Every day between Christmas and New Year’s Day, Cory Alan and Mr. Furious are posting to the MFR [blog], publishing year-end thoughts and items that slipped out of the regular rotation. Mr. Furious Records – Giving You Music.
One holiday tradition at my house is to make pecan tassies. These brilliant bites of pastry are like tiny pecan pies; the nuts, filling, and crust formed in mini-muffin tins. Simple. There is only one tricky bit to making them; shaping the crust.
After the dough is made, it is rolled into balls which are put in the mini-muffin tins and chilled on the back porch (we live in Nebraska). Then, to create the crust shape, you press your thumb into the center of the dough ball, and begin forming the dough to the outside of the tin, making a tiny pie crust. There are two dangers; spreading the dough too thin, and working the dough too much.
The heat of your hands affects the dough, making it hard (impossible, really) to shape. If you work the dough for too long, your tassie-crust quickly becomes thin or gets holes. You can’t patch it up; the dough is already too far gone to work in that way. The tassie-crust-shaping is truly do-or-die. An effective shaper is one who moves both decisively (doesn’t work the dough too much) and sensitively (doesn’t spread it too thin).
Mixing a song is the same for me. I have a tendency to want to over-work the song, tweaking every track’s EQ and reverb, making tiny adjustments to the mastering settings, pushing the technical aspects of the mix until I’ve lost all track of the song’s story. Like the tassie crust, my hands cause temperature-related damage that is not reversible; all you can do is start over.

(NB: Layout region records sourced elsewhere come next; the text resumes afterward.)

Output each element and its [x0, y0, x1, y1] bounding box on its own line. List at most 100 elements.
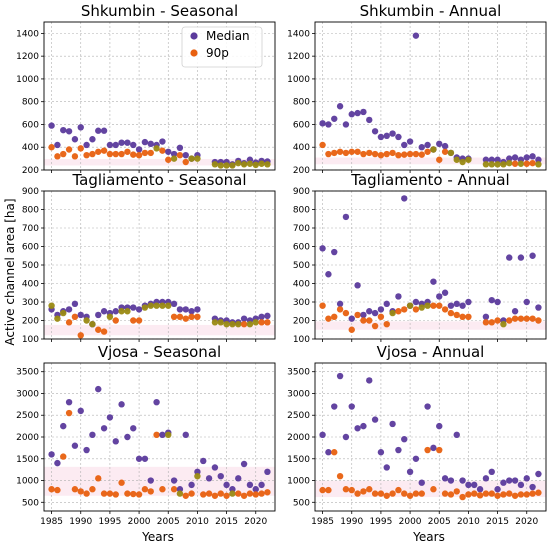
y-tick-label: 1500	[287, 455, 310, 465]
p90-point	[170, 486, 178, 493]
median-point	[130, 425, 137, 432]
p90-point	[124, 148, 131, 155]
median-point	[406, 138, 414, 145]
p90-point	[176, 490, 184, 497]
median-point	[159, 138, 166, 145]
median-point	[118, 139, 125, 146]
median-point	[383, 464, 390, 471]
percentile-band	[315, 321, 546, 330]
plot-area	[315, 22, 546, 170]
p90-point	[325, 486, 332, 494]
p90-point	[112, 491, 119, 498]
p90-point	[441, 490, 449, 497]
p90-point	[170, 155, 178, 162]
median-point	[258, 313, 265, 320]
plot-frame	[43, 21, 276, 171]
legend-marker-p90	[190, 49, 198, 57]
x-tick-label: 1990	[340, 517, 363, 527]
p90-point	[106, 490, 114, 497]
median-point	[319, 245, 326, 252]
p90-point	[77, 145, 84, 152]
median-point	[325, 449, 332, 456]
median-point	[494, 156, 501, 163]
p90-point	[77, 332, 84, 339]
p90-point	[354, 490, 361, 497]
p90-point	[383, 321, 390, 328]
p90-point	[494, 317, 501, 324]
p90-point	[418, 490, 425, 497]
median-point	[336, 103, 344, 110]
p90-point	[153, 302, 160, 309]
legend-label-median: Median	[206, 29, 250, 43]
y-tick-label: 3000	[16, 389, 39, 399]
y-tick-label: 200	[22, 317, 39, 327]
p90-point	[182, 492, 189, 499]
p90-point	[401, 306, 408, 313]
p90-point	[264, 161, 271, 168]
p90-point	[258, 160, 265, 167]
median-point	[135, 455, 143, 462]
p90-point	[395, 152, 402, 159]
p90-point	[200, 491, 207, 498]
p90-point	[54, 315, 61, 322]
median-point	[319, 431, 326, 439]
p90-point	[377, 313, 385, 320]
p90-point	[453, 156, 460, 163]
median-point	[371, 416, 379, 423]
median-point	[182, 431, 189, 439]
p90-point	[354, 311, 361, 319]
median-point	[106, 414, 114, 421]
p90-point	[176, 152, 184, 159]
median-point	[100, 127, 108, 134]
p90-point	[141, 486, 149, 493]
x-axis-label-left: Years	[141, 530, 174, 544]
p90-point	[246, 160, 254, 167]
p90-point	[89, 486, 96, 493]
median-point	[506, 155, 513, 162]
median-point	[360, 108, 367, 116]
median-point	[77, 124, 84, 131]
y-tick-label: 700	[22, 224, 39, 234]
y-tick-label: 1000	[16, 75, 39, 85]
y-tick-label: 2000	[287, 433, 310, 443]
median-point	[500, 479, 507, 486]
p90-point	[342, 486, 350, 493]
p90-point	[348, 148, 355, 155]
p90-point	[377, 152, 385, 159]
p90-point	[182, 315, 189, 322]
p90-point	[476, 492, 484, 499]
median-point	[377, 449, 385, 456]
median-point	[95, 311, 102, 319]
p90-point	[124, 490, 131, 497]
median-point	[430, 278, 437, 285]
p90-point	[246, 321, 254, 328]
median-point	[441, 289, 449, 296]
median-point	[95, 127, 102, 134]
y-tick-label: 1400	[287, 29, 310, 39]
p90-point	[424, 148, 431, 155]
median-point	[100, 425, 108, 432]
median-point	[395, 446, 402, 454]
median-point	[354, 282, 361, 289]
median-point	[264, 312, 271, 320]
median-point	[89, 431, 96, 439]
median-point	[325, 271, 332, 278]
median-point	[366, 377, 373, 384]
y-tick-label: 100	[293, 335, 310, 345]
p90-point	[430, 486, 437, 493]
p90-point	[100, 147, 108, 154]
x-axis-label-right: Years	[412, 530, 445, 544]
p90-point	[488, 490, 495, 497]
p90-point	[441, 148, 449, 155]
p90-point	[205, 490, 213, 497]
median-point	[424, 141, 431, 149]
chart-panel-5: 500 1000 1500 2000 2500 3000 3500 1985 1990 1995 2…	[16, 343, 276, 527]
median-point	[395, 133, 402, 141]
median-point	[418, 479, 425, 486]
median-point	[83, 446, 90, 454]
p90-point	[240, 161, 248, 168]
p90-point	[406, 492, 414, 499]
p90-point	[217, 162, 224, 169]
p90-point	[336, 148, 344, 155]
p90-point	[188, 155, 195, 162]
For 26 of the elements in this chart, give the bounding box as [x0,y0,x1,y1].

Obsessive listeners will know this happened with the Fireflies sessions I did with The Shaft. Rob and I recorded together in summer 2002, and I mixed that record over and over and over. The result was thin; not a pleasant pastry. This fall, when I noticed that those mixes were still up on Rob’s MySpace, I took an afternoon off and remixed half (the punk half) of Fireflies. I was decisive (didn’t over-work) and sensitive (didn’t over-cut); the result was a big, warm, energetic sound.
Over time, I’m getting better at knowing when to quit. I think the mixing/mastering work on Be A Ska Rat will show that; you’ll have to let me know if it tastes sweet. Lesson learned, Pecan Tassie. I salute your wisdom and deliciousness.